BACKGROUND: Plant extracts with sedative effects have a long history of clinical use for treating insomnia and epilepsy. Geraniol (GE), a plant-derived acyclic monoterpene, reduces locomotion and prolongs barbiturate-induced anesthesia in rats. However, the mechanisms of GE in sedation remain elusive. PURPOSE: This study aimed to investigate the mechanisms of GE in sedation in mice. METHODS: GE was administered systemically by nebulization and intraperitoneal injection. Open field tests, acute seizure tests, and electroencephalogram (EEG) recordings were performed to examine the sedative effects of GE in mice. The time of loss of the righting reflex and return of the righting reflex were recorded in anesthesia experiments to examine the effect of GE on anesthesia. In vitro c-Fos staining and in vivo fiber photometry recordings were performed to detect the activity change of the paraventricular thalamic nucleus (PVT). Microinjection of GE into PVT and related behavioral tests were performed to confirm that PVT was a critical target for GE. Whole-cell recordings were performed to dissect the effects of GE on PVT neurons via GABAA receptors.
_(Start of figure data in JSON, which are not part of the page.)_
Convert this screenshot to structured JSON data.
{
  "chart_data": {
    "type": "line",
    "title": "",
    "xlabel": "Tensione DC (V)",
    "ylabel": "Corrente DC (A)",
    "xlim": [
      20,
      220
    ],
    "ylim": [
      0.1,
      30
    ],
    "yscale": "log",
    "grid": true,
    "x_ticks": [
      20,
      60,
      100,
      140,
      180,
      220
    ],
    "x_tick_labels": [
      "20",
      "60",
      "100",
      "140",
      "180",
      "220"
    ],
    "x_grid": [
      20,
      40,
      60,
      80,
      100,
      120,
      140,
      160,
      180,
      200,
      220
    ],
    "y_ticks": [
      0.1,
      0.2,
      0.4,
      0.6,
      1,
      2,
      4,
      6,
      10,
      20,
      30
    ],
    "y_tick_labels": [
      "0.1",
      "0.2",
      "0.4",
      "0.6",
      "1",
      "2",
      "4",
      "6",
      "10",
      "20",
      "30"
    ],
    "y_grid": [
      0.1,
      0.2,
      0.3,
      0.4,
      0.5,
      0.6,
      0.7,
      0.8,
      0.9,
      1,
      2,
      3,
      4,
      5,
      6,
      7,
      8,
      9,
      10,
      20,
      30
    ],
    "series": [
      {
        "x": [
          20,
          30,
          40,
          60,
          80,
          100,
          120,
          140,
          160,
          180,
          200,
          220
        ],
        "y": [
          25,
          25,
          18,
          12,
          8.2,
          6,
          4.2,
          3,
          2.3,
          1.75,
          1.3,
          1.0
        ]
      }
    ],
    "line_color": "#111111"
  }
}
Molecular docking was performed to examine the interaction between GE and GABAA receptor subunits. RESULTS: We found that GE reduced locomotion, relieved acute seizures, altered the EEG, and facilitated general anesthesia in mice. Next, we found that GE decreased c-Fos expression and suppressed the calcium activity in PVT. Microinjection of GE into PVT reduced locomotion and facilitated anesthesia. Furthermore, electrophysiology results showed that GE induced dramatic membrane hyperpolarization and suppressed the activity of PVT neurons, mainly by prolonging spontaneous inhibitory postsynaptic currents and inducing tonic inhibitory currents. Molecular docking results indicated that the β3 subunit might be a potential target for GE. CONCLUSION: By combined using behavioral tests, immunohistochemistry, calcium recording, and electrophysiology, we systematically revealed that GE inhibits PVT and induces sedation in mice. Essential oils have long been considered part of traditional medicine, and they are playing a critical role in aromatherapy. Since GE has a comparatively ideal safety property and multiple delivery methods, GE has great application potential in aromatherapy. Our study also provides a potential candidate for further development of sedatives and anaesthetics.